Q: How sure are you of staying with Toro Rosso?
SB:
Absolutely not at all. As far as I am concerned I don’t see a decision being made any time soon because I don’t see anybody being able to guarantee money right now, or tomorrow or the next day. I think it will drag on for quite some time and I am a professional driver and at some point I will need to make sure that I have a job for next year. And when the time comes I will have to make a decision.

Q: There were three drivers testing this week, but only two race seats are available…
SB:
There have been three drivers in Barcelona, but Rubens (Barrichello) is on the list and Bruno (Senna) as well - if he doesn’t get picked up by Honda - so anybody who has got talent and money today is a potential candidate.
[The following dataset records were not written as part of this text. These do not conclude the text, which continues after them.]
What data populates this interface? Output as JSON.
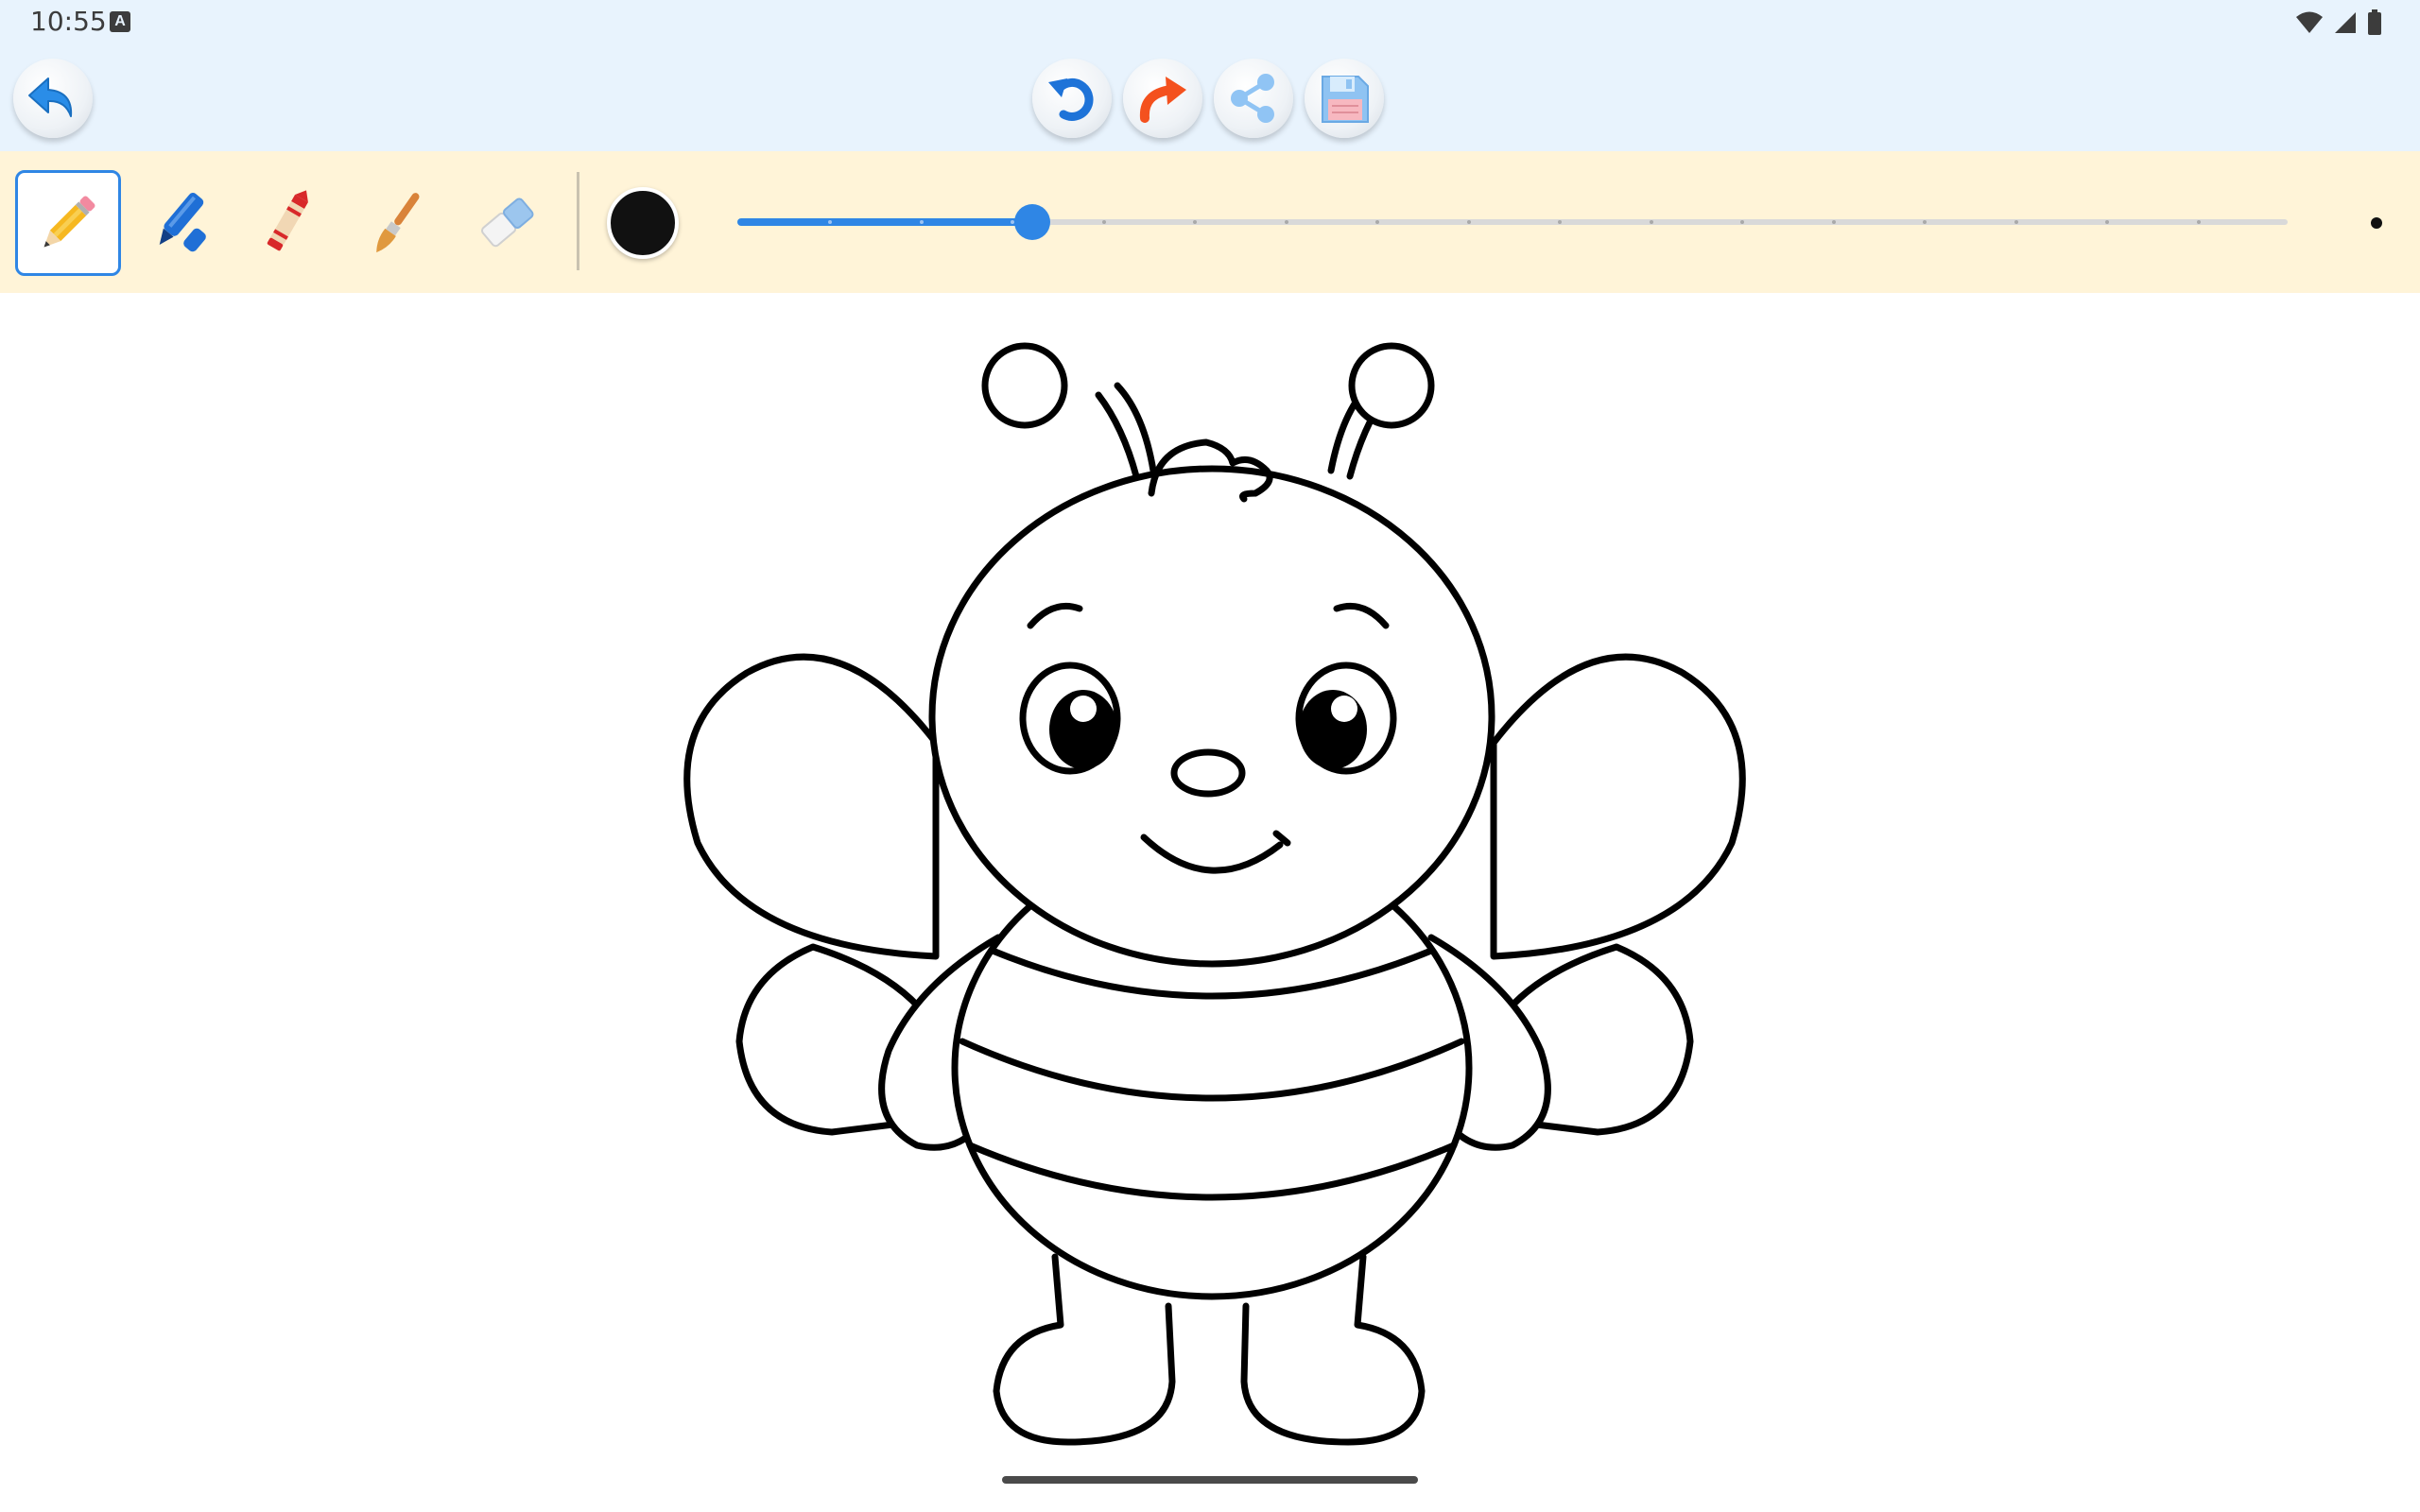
{
  "status_bar": {
    "time": "10:55",
    "notification_icon": "A",
    "icons": [
      "wifi-icon",
      "signal-icon",
      "battery-icon"
    ]
  },
  "top_bar": {
    "back_icon": "back-arrow-icon",
    "actions": [
      {
        "name": "undo",
        "icon": "undo-icon",
        "color": "#1e88e5"
      },
      {
        "name": "redo",
        "icon": "redo-icon",
        "color": "#f4511e"
      },
      {
        "name": "share",
        "icon": "share-icon",
        "color": "#90caf9"
      },
      {
        "name": "save",
        "icon": "save-icon",
        "color": "#90caf9"
      }
    ]
  },
  "tools": [
    {
      "name": "pencil",
      "icon": "pencil-icon",
      "selected": true
    },
    {
      "name": "marker",
      "icon": "marker-icon",
      "selected": false
    },
    {
      "name": "crayon",
      "icon": "crayon-icon",
      "selected": false
    },
    {
      "name": "brush",
      "icon": "paintbrush-icon",
      "selected": false
    },
    {
      "name": "eraser",
      "icon": "eraser-icon",
      "selected": false
    }
  ],
  "brush": {
    "color": "#111111",
    "size_fraction": 0.19,
    "tick_count": 17
  },
  "canvas": {
    "image": "bee-coloring-page"
  }
}
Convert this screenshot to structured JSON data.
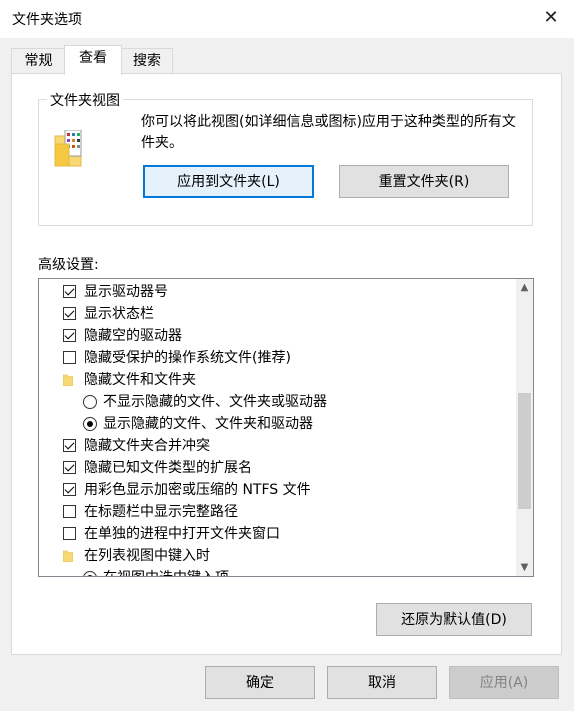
{
  "window": {
    "title": "文件夹选项",
    "close_glyph": "✕"
  },
  "tabs": [
    {
      "label": "常规"
    },
    {
      "label": "查看"
    },
    {
      "label": "搜索"
    }
  ],
  "folder_views": {
    "group_label": "文件夹视图",
    "description": "你可以将此视图(如详细信息或图标)应用于这种类型的所有文件夹。",
    "apply_button": "应用到文件夹(L)",
    "reset_button": "重置文件夹(R)"
  },
  "advanced": {
    "label": "高级设置:",
    "items": [
      {
        "text": "显示驱动器号",
        "kind": "checkbox",
        "checked": true
      },
      {
        "text": "显示状态栏",
        "kind": "checkbox",
        "checked": true
      },
      {
        "text": "隐藏空的驱动器",
        "kind": "checkbox",
        "checked": true
      },
      {
        "text": "隐藏受保护的操作系统文件(推荐)",
        "kind": "checkbox",
        "checked": false
      },
      {
        "text": "隐藏文件和文件夹",
        "kind": "folder"
      },
      {
        "text": "不显示隐藏的文件、文件夹或驱动器",
        "kind": "radio",
        "checked": false
      },
      {
        "text": "显示隐藏的文件、文件夹和驱动器",
        "kind": "radio",
        "checked": true
      },
      {
        "text": "隐藏文件夹合并冲突",
        "kind": "checkbox",
        "checked": true
      },
      {
        "text": "隐藏已知文件类型的扩展名",
        "kind": "checkbox",
        "checked": true
      },
      {
        "text": "用彩色显示加密或压缩的 NTFS 文件",
        "kind": "checkbox",
        "checked": true
      },
      {
        "text": "在标题栏中显示完整路径",
        "kind": "checkbox",
        "checked": false
      },
      {
        "text": "在单独的进程中打开文件夹窗口",
        "kind": "checkbox",
        "checked": false
      },
      {
        "text": "在列表视图中键入时",
        "kind": "folder"
      },
      {
        "text": "在视图中选中键入项",
        "kind": "radio",
        "checked": true
      }
    ],
    "restore_button": "还原为默认值(D)"
  },
  "footer": {
    "ok": "确定",
    "cancel": "取消",
    "apply": "应用(A)"
  },
  "colors": {
    "accent": "#0078d7",
    "folder": "#f8d775"
  }
}
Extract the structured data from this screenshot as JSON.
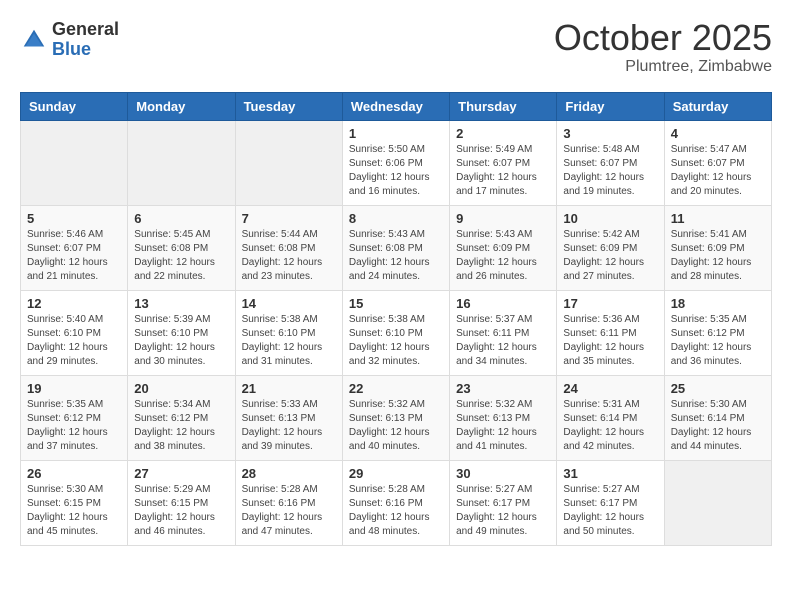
{
  "header": {
    "logo_general": "General",
    "logo_blue": "Blue",
    "month": "October 2025",
    "location": "Plumtree, Zimbabwe"
  },
  "days_of_week": [
    "Sunday",
    "Monday",
    "Tuesday",
    "Wednesday",
    "Thursday",
    "Friday",
    "Saturday"
  ],
  "weeks": [
    [
      {
        "day": "",
        "content": ""
      },
      {
        "day": "",
        "content": ""
      },
      {
        "day": "",
        "content": ""
      },
      {
        "day": "1",
        "content": "Sunrise: 5:50 AM\nSunset: 6:06 PM\nDaylight: 12 hours and 16 minutes."
      },
      {
        "day": "2",
        "content": "Sunrise: 5:49 AM\nSunset: 6:07 PM\nDaylight: 12 hours and 17 minutes."
      },
      {
        "day": "3",
        "content": "Sunrise: 5:48 AM\nSunset: 6:07 PM\nDaylight: 12 hours and 19 minutes."
      },
      {
        "day": "4",
        "content": "Sunrise: 5:47 AM\nSunset: 6:07 PM\nDaylight: 12 hours and 20 minutes."
      }
    ],
    [
      {
        "day": "5",
        "content": "Sunrise: 5:46 AM\nSunset: 6:07 PM\nDaylight: 12 hours and 21 minutes."
      },
      {
        "day": "6",
        "content": "Sunrise: 5:45 AM\nSunset: 6:08 PM\nDaylight: 12 hours and 22 minutes."
      },
      {
        "day": "7",
        "content": "Sunrise: 5:44 AM\nSunset: 6:08 PM\nDaylight: 12 hours and 23 minutes."
      },
      {
        "day": "8",
        "content": "Sunrise: 5:43 AM\nSunset: 6:08 PM\nDaylight: 12 hours and 24 minutes."
      },
      {
        "day": "9",
        "content": "Sunrise: 5:43 AM\nSunset: 6:09 PM\nDaylight: 12 hours and 26 minutes."
      },
      {
        "day": "10",
        "content": "Sunrise: 5:42 AM\nSunset: 6:09 PM\nDaylight: 12 hours and 27 minutes."
      },
      {
        "day": "11",
        "content": "Sunrise: 5:41 AM\nSunset: 6:09 PM\nDaylight: 12 hours and 28 minutes."
      }
    ],
    [
      {
        "day": "12",
        "content": "Sunrise: 5:40 AM\nSunset: 6:10 PM\nDaylight: 12 hours and 29 minutes."
      },
      {
        "day": "13",
        "content": "Sunrise: 5:39 AM\nSunset: 6:10 PM\nDaylight: 12 hours and 30 minutes."
      },
      {
        "day": "14",
        "content": "Sunrise: 5:38 AM\nSunset: 6:10 PM\nDaylight: 12 hours and 31 minutes."
      },
      {
        "day": "15",
        "content": "Sunrise: 5:38 AM\nSunset: 6:10 PM\nDaylight: 12 hours and 32 minutes."
      },
      {
        "day": "16",
        "content": "Sunrise: 5:37 AM\nSunset: 6:11 PM\nDaylight: 12 hours and 34 minutes."
      },
      {
        "day": "17",
        "content": "Sunrise: 5:36 AM\nSunset: 6:11 PM\nDaylight: 12 hours and 35 minutes."
      },
      {
        "day": "18",
        "content": "Sunrise: 5:35 AM\nSunset: 6:12 PM\nDaylight: 12 hours and 36 minutes."
      }
    ],
    [
      {
        "day": "19",
        "content": "Sunrise: 5:35 AM\nSunset: 6:12 PM\nDaylight: 12 hours and 37 minutes."
      },
      {
        "day": "20",
        "content": "Sunrise: 5:34 AM\nSunset: 6:12 PM\nDaylight: 12 hours and 38 minutes."
      },
      {
        "day": "21",
        "content": "Sunrise: 5:33 AM\nSunset: 6:13 PM\nDaylight: 12 hours and 39 minutes."
      },
      {
        "day": "22",
        "content": "Sunrise: 5:32 AM\nSunset: 6:13 PM\nDaylight: 12 hours and 40 minutes."
      },
      {
        "day": "23",
        "content": "Sunrise: 5:32 AM\nSunset: 6:13 PM\nDaylight: 12 hours and 41 minutes."
      },
      {
        "day": "24",
        "content": "Sunrise: 5:31 AM\nSunset: 6:14 PM\nDaylight: 12 hours and 42 minutes."
      },
      {
        "day": "25",
        "content": "Sunrise: 5:30 AM\nSunset: 6:14 PM\nDaylight: 12 hours and 44 minutes."
      }
    ],
    [
      {
        "day": "26",
        "content": "Sunrise: 5:30 AM\nSunset: 6:15 PM\nDaylight: 12 hours and 45 minutes."
      },
      {
        "day": "27",
        "content": "Sunrise: 5:29 AM\nSunset: 6:15 PM\nDaylight: 12 hours and 46 minutes."
      },
      {
        "day": "28",
        "content": "Sunrise: 5:28 AM\nSunset: 6:16 PM\nDaylight: 12 hours and 47 minutes."
      },
      {
        "day": "29",
        "content": "Sunrise: 5:28 AM\nSunset: 6:16 PM\nDaylight: 12 hours and 48 minutes."
      },
      {
        "day": "30",
        "content": "Sunrise: 5:27 AM\nSunset: 6:17 PM\nDaylight: 12 hours and 49 minutes."
      },
      {
        "day": "31",
        "content": "Sunrise: 5:27 AM\nSunset: 6:17 PM\nDaylight: 12 hours and 50 minutes."
      },
      {
        "day": "",
        "content": ""
      }
    ]
  ]
}
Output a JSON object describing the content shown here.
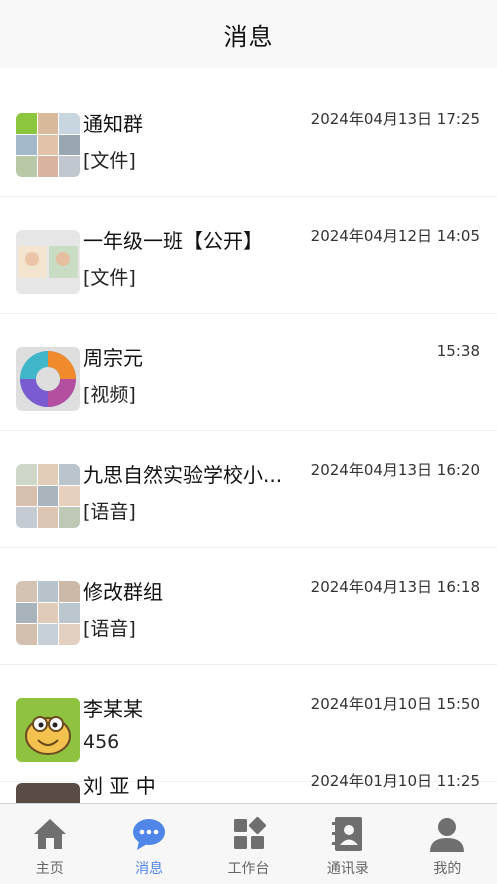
{
  "header": {
    "title": "消息"
  },
  "conversations": [
    {
      "name": "通知群",
      "preview": "[文件]",
      "time": "2024年04月13日 17:25"
    },
    {
      "name": "一年级一班【公开】",
      "preview": "[文件]",
      "time": "2024年04月12日 14:05"
    },
    {
      "name": "周宗元",
      "preview": "[视频]",
      "time": "15:38"
    },
    {
      "name": "九思自然实验学校小...",
      "preview": "[语音]",
      "time": "2024年04月13日 16:20"
    },
    {
      "name": "修改群组",
      "preview": "[语音]",
      "time": "2024年04月13日 16:18"
    },
    {
      "name": "李某某",
      "preview": "456",
      "time": "2024年01月10日 15:50"
    },
    {
      "name": "刘 亚 中",
      "preview": "",
      "time": "2024年01月10日 11:25"
    }
  ],
  "tabs": [
    {
      "label": "主页",
      "icon": "home-icon"
    },
    {
      "label": "消息",
      "icon": "chat-icon",
      "active": true
    },
    {
      "label": "工作台",
      "icon": "workbench-icon"
    },
    {
      "label": "通讯录",
      "icon": "contacts-icon"
    },
    {
      "label": "我的",
      "icon": "profile-icon"
    }
  ],
  "colors": {
    "accent": "#4f86e8",
    "tab_inactive": "#6f6f6f"
  }
}
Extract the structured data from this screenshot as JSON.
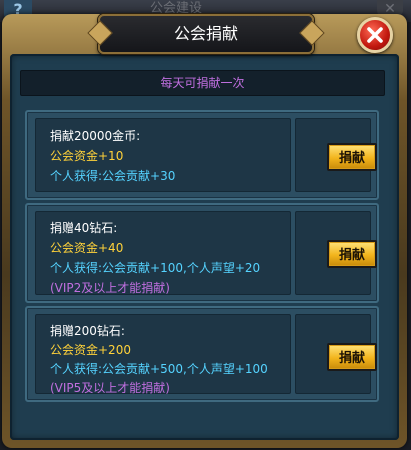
{
  "background": {
    "title": "公会建设",
    "help_icon": "?"
  },
  "dialog": {
    "title": "公会捐献",
    "notice": "每天可捐献一次"
  },
  "options": [
    {
      "title": "捐献20000金币:",
      "fund": "公会资金+10",
      "personal": "个人获得:公会贡献+30",
      "vip": "",
      "button": "捐献"
    },
    {
      "title": "捐赠40钻石:",
      "fund": "公会资金+40",
      "personal": "个人获得:公会贡献+100,个人声望+20",
      "vip": "(VIP2及以上才能捐献)",
      "button": "捐献"
    },
    {
      "title": "捐赠200钻石:",
      "fund": "公会资金+200",
      "personal": "个人获得:公会贡献+500,个人声望+100",
      "vip": "(VIP5及以上才能捐献)",
      "button": "捐献"
    }
  ],
  "colors": {
    "fund_text": "#ffd23a",
    "personal_text": "#55d3ff",
    "vip_text": "#c06fe0",
    "button_gold": "#f2b41c",
    "close_red": "#c2180f"
  },
  "icons": {
    "close": "close-icon",
    "help": "help-icon"
  }
}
Q: What do you have counting in your favour? Is it that you know the team and have worked with them on developing what has become a quality car?
SB:
Well, that’s the point - if nobody is able to assemble enough solid funding I guess - from what (team principal) Franz (Tost) is saying - I am number one on the list because to change two drivers in a team is always a tough thing to do, and that is not their preferred solution, for sure. Actually Franz wanted to keep both Sebastian and me, but obviously Sebastian has moved on to Red Bull and I don’t have the money, so this makes things quite difficult…

Q: So the times from this week’s test will have nothing to do with the driver line-up for next year?
SB:
I cannot say ‘nothing’ because obviously you have to show that you are the one who deserves to be there and obviously I need to show again that I am quick enough and deserve to be there - but that’s not going to be enough.

Q: Did the team indicate to you when they will make a decision on their 2009 driver line-up?
SB:
No, because they don’t know themselves. As long as they don’t have the money to run the team in a proper way they won’t be able to say, because it doesn’t matter whether you have talented drivers at the wheel of the car if you can’t run the car.

Q: If Formula One turns out to be a dead end for you for 2009, what is your plan B?
SB:
I have no idea. As far as I am concerned right now my priority is to stay here, but at some point I will have to make up my mind and take a potentially very difficult decision. In the meantime it is scary because I don’t know what I’ll be doing next year.